All this work should ultimately redound to the research and educational benefit of the college.

It’s also been invaluable for me as a learning experience in software engineering and systems architecture. Here are a few of the deep patterns that experience illustrated most clearly to me:

  • Hardware is good: If you have more RAM and processing power, you can run a job in less time! Who knew?
  • Work locally: Locality is an important principle of computer science – basically, keep your data as close to your processing power as you can given system constraints. In this case, we got a 36% performance improvement just by moving data from NFS mounts to local storage.
  • Abstractions can get you far: To wit, define a variable once and reuse it.
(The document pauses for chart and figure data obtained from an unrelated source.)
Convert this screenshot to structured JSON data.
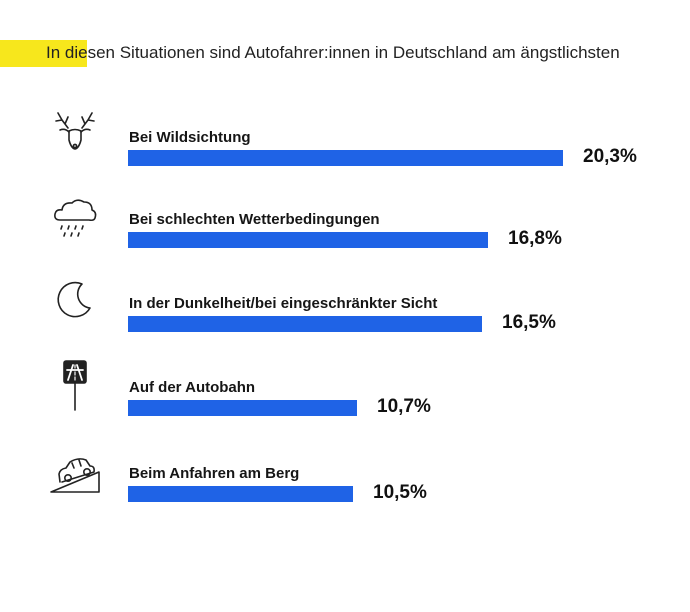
{
  "title": "In diesen Situationen sind Autofahrer:innen in Deutschland am ängstlichsten",
  "colors": {
    "bar": "#1f63e6",
    "highlight": "#f7e71c",
    "text": "#111111"
  },
  "chart_data": {
    "type": "bar",
    "orientation": "horizontal",
    "title": "In diesen Situationen sind Autofahrer:innen in Deutschland am ängstlichsten",
    "categories": [
      "Bei Wildsichtung",
      "Bei schlechten Wetterbedingungen",
      "In der Dunkelheit/bei eingeschränkter Sicht",
      "Auf der Autobahn",
      "Beim Anfahren am Berg"
    ],
    "values": [
      20.3,
      16.8,
      16.5,
      10.7,
      10.5
    ],
    "value_labels": [
      "20,3%",
      "16,8%",
      "16,5%",
      "10,7%",
      "10,5%"
    ],
    "icons": [
      "deer-icon",
      "rain-cloud-icon",
      "moon-icon",
      "autobahn-sign-icon",
      "car-on-hill-icon"
    ],
    "unit": "%",
    "grid": false,
    "legend": "none"
  }
}
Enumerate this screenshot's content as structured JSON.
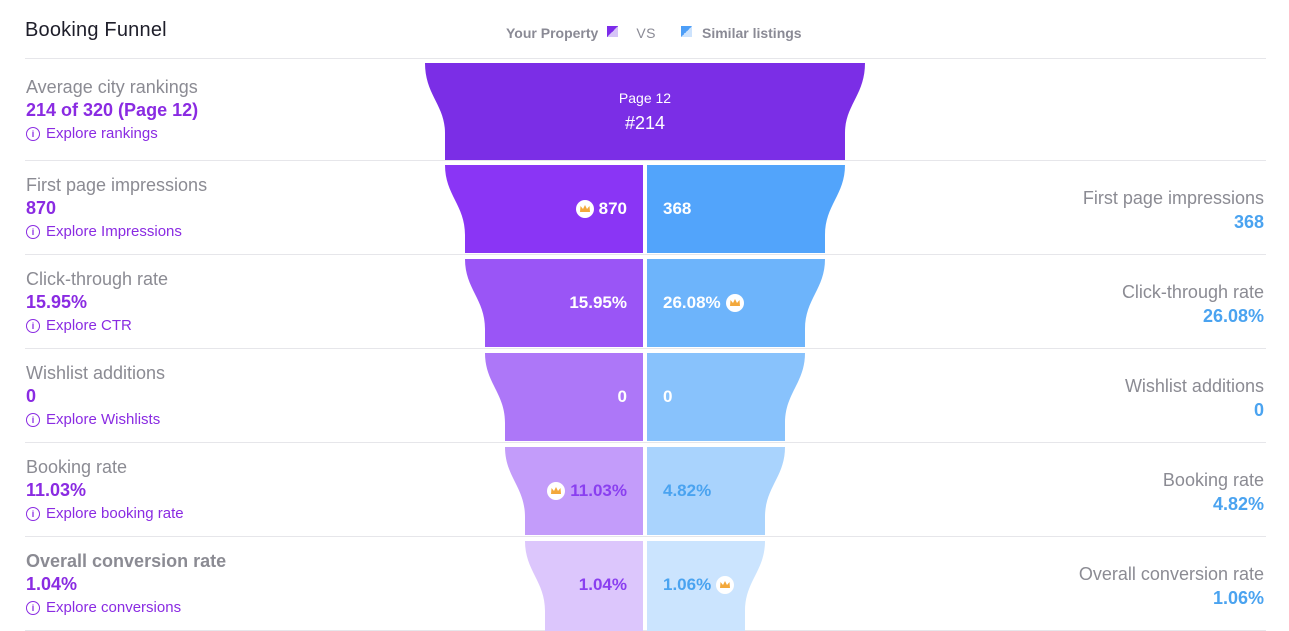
{
  "title": "Booking Funnel",
  "legend": {
    "your_property": "Your Property",
    "vs": "VS",
    "similar": "Similar listings"
  },
  "colors": {
    "accent_purple": "#8a2be2",
    "accent_blue": "#4aa3f0"
  },
  "top": {
    "page": "Page 12",
    "rank": "#214"
  },
  "rows": [
    {
      "label": "Average city rankings",
      "value": "214 of 320 (Page 12)",
      "link": "Explore rankings"
    },
    {
      "label": "First page impressions",
      "value": "870",
      "link": "Explore Impressions",
      "left": "870",
      "right": "368",
      "right_label": "First page impressions",
      "right_value": "368"
    },
    {
      "label": "Click-through rate",
      "value": "15.95%",
      "link": "Explore CTR",
      "left": "15.95%",
      "right": "26.08%",
      "right_label": "Click-through rate",
      "right_value": "26.08%"
    },
    {
      "label": "Wishlist additions",
      "value": "0",
      "link": "Explore Wishlists",
      "left": "0",
      "right": "0",
      "right_label": "Wishlist additions",
      "right_value": "0"
    },
    {
      "label": "Booking rate",
      "value": "11.03%",
      "link": "Explore booking rate",
      "left": "11.03%",
      "right": "4.82%",
      "right_label": "Booking rate",
      "right_value": "4.82%"
    },
    {
      "label": "Overall conversion rate",
      "value": "1.04%",
      "link": "Explore conversions",
      "left": "1.04%",
      "right": "1.06%",
      "right_label": "Overall conversion rate",
      "right_value": "1.06%"
    }
  ],
  "icons": {
    "info": "info-icon",
    "winner": "crown-icon",
    "legend_purple": "purple-swatch",
    "legend_blue": "blue-swatch"
  }
}
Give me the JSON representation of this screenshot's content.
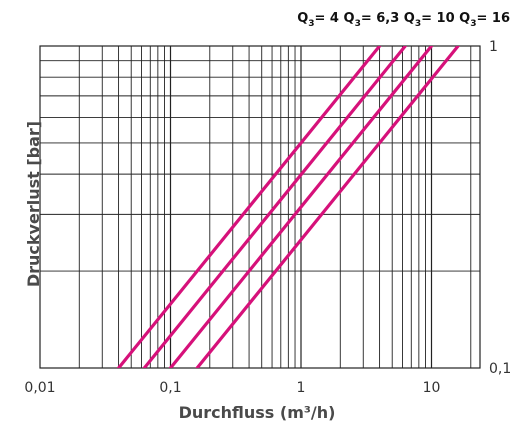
{
  "chart_data": {
    "type": "line",
    "xlabel": "Durchfluss (m³/h)",
    "ylabel": "Druckverlust [bar]",
    "x_scale": "log",
    "y_scale": "log",
    "xlim": [
      0.01,
      20
    ],
    "ylim": [
      0.1,
      1
    ],
    "x_tick_labels": [
      {
        "value": 0.01,
        "label": "0,01"
      },
      {
        "value": 0.1,
        "label": "0,1"
      },
      {
        "value": 1,
        "label": "1"
      },
      {
        "value": 10,
        "label": "10"
      }
    ],
    "y_tick_labels": [
      {
        "value": 1,
        "label": "1"
      },
      {
        "value": 0.1,
        "label": "0,1"
      }
    ],
    "grid": true,
    "line_color": "#d6117a",
    "legend": {
      "placement": "top",
      "prefix": "Q",
      "subscript": "3",
      "separator": "= ",
      "entries": [
        "4",
        "6,3",
        "10",
        "16"
      ]
    },
    "series": [
      {
        "name": "4",
        "points": [
          [
            0.04,
            0.1
          ],
          [
            4.0,
            1.0
          ]
        ]
      },
      {
        "name": "6,3",
        "points": [
          [
            0.063,
            0.1
          ],
          [
            6.3,
            1.0
          ]
        ]
      },
      {
        "name": "10",
        "points": [
          [
            0.1,
            0.1
          ],
          [
            10,
            1.0
          ]
        ]
      },
      {
        "name": "16",
        "points": [
          [
            0.16,
            0.1
          ],
          [
            16,
            1.0
          ]
        ]
      }
    ]
  }
}
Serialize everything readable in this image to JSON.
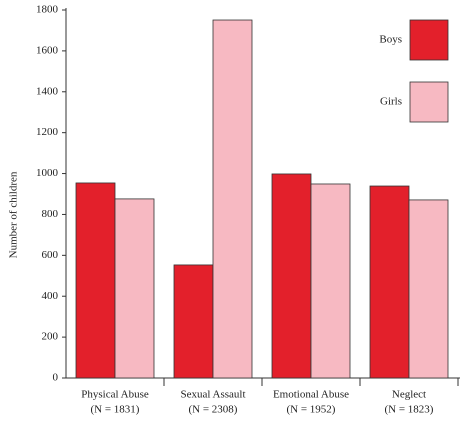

We have several related scripts that refer to the same files, for example, and for a while we had to update each script with every iteration to keep them consistent. We took a few hours to build and test a config file, which resolved a lot of silly errors like that. This doesn’t help time for any one job, but it vastly simplifies scaling and replicability.
  • Work just takes a while: The actual time Torque (our choice of scheduler) spends running our job is a small percentage of the overall time we spend shaping the problem:
    • buying and provisioning machines
    • learning the science
    • figuring out what questions to ask
    • consulting with colleagues
    • designing the workflow
    • developing the data dictionary
    • fiddling with configs
    • testing – over, and over, and over again
    • if running a job at a bigger supercomputing facility, you may also have to consider things like waiting for CPU cycles to become available; we are generally our systems’ only users, so this wasn’t a constraint for us

A lot of this is (for computer scientists, software engineers, etc.) common sense, but taking care to apply that common sense can be critical for doing big interesting work.

The punchline of it all? We managed to reduce the time – walltime, for fellow HPC geeks – required to run this example workflow from a little over 8 hours to 3.5 hours. Just as importantly we developed a bunch of new knowledge in the process. (I’ve said almost nothing here about microbiology, for example, and learning a snippet of that has been critical to this work.) That lays a strong foundation for the next several steps in this project.

If you read all this, here’s a nice picture of some trees as a token of my thanks (click for higher-resolution version):

Image of trees starting to show fall color
Relevance: a tree is a confirmed DNA-based organism.